La province de l’Ontario fait partie d’une liste de défendeurs sur le point de régler un recours collectif de plusieurs millions de dollars qui dure depuis près de 14 ans.
Un cabinet d’avocats de Toronto a annoncé le mois dernier qu’un règlement proposé de 10 millions de dollars avait finalement été atteint dans le cadre d’un recours collectif déclenché par l’effondrement en 2012 du centre commercial Algo Centre à Elliot Lake, en Ontario. – une défaillance structurelle dévastatrice qui a tué deux femmes locales, en a blessé 19 autres et a déclenché une recherche effrénée de survivants.

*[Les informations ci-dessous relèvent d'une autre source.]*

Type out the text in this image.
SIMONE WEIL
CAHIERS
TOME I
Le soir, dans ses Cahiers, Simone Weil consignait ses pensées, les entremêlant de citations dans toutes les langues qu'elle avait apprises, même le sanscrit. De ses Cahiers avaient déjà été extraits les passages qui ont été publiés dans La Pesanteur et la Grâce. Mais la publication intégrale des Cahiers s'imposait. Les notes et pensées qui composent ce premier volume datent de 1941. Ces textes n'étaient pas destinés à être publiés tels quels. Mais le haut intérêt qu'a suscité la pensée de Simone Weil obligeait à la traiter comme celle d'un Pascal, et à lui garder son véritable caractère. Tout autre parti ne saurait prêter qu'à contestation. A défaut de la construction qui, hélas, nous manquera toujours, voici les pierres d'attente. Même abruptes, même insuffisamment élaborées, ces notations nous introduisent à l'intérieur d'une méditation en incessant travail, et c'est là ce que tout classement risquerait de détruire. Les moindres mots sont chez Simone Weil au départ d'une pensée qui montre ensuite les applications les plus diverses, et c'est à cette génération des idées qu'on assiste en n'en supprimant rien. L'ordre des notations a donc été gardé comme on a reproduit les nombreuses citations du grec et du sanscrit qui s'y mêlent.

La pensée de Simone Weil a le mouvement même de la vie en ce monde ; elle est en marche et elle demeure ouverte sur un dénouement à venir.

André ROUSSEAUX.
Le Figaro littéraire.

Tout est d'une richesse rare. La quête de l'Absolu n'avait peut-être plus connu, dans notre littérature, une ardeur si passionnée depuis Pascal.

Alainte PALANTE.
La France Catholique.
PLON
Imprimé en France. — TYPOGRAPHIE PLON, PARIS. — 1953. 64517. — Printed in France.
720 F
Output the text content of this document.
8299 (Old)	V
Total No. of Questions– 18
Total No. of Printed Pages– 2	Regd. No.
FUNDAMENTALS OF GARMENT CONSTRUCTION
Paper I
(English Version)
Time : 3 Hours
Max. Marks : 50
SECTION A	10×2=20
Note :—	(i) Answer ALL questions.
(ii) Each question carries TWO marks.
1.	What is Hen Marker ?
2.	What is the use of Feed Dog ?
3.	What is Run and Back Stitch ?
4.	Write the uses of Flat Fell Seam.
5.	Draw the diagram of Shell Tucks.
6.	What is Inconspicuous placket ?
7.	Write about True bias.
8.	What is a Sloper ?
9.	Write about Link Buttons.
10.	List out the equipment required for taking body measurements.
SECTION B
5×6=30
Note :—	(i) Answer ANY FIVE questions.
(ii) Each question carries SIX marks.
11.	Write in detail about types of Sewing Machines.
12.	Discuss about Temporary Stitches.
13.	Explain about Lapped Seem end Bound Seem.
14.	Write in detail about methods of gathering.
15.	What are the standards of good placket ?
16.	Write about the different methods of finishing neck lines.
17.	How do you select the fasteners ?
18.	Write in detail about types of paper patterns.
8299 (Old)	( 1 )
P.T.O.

Les arguments juridiques déposés avant l’audience de règlement, prévue vendredi, révèlent combien d’argent chaque défendeur contribuerait à l’accord de 10 millions de dollars, y compris la province, qui a accepté de payer 400 000 $.
Les documents déposés devant le tribunal ne révèlent pas si la part de l’Ontario serait couverte par une police d’assurance ou proviendrait des fonds publics.
« La requête pour approuver l’entente de règlement sera entendue par la Cour supérieure le 10 avril 2026 », a déclaré Alexandra Wilkes, porte-parole du ministère du Procureur général, dans une déclaration envoyée par courriel à Médias villageois. « Comme cette affaire est toujours devant les tribunaux, il serait inapproprié de commenter davantage. »
Lancé en 2012 et certifié par un juge deux ans plus tard, le recours collectif allègue une négligence généralisée de la part d’une longue liste de parties, notamment les différents propriétaires du centre commercial, les inspecteurs en bâtiment de la ville, les ingénieurs-conseils et le ministère provincial du Travail.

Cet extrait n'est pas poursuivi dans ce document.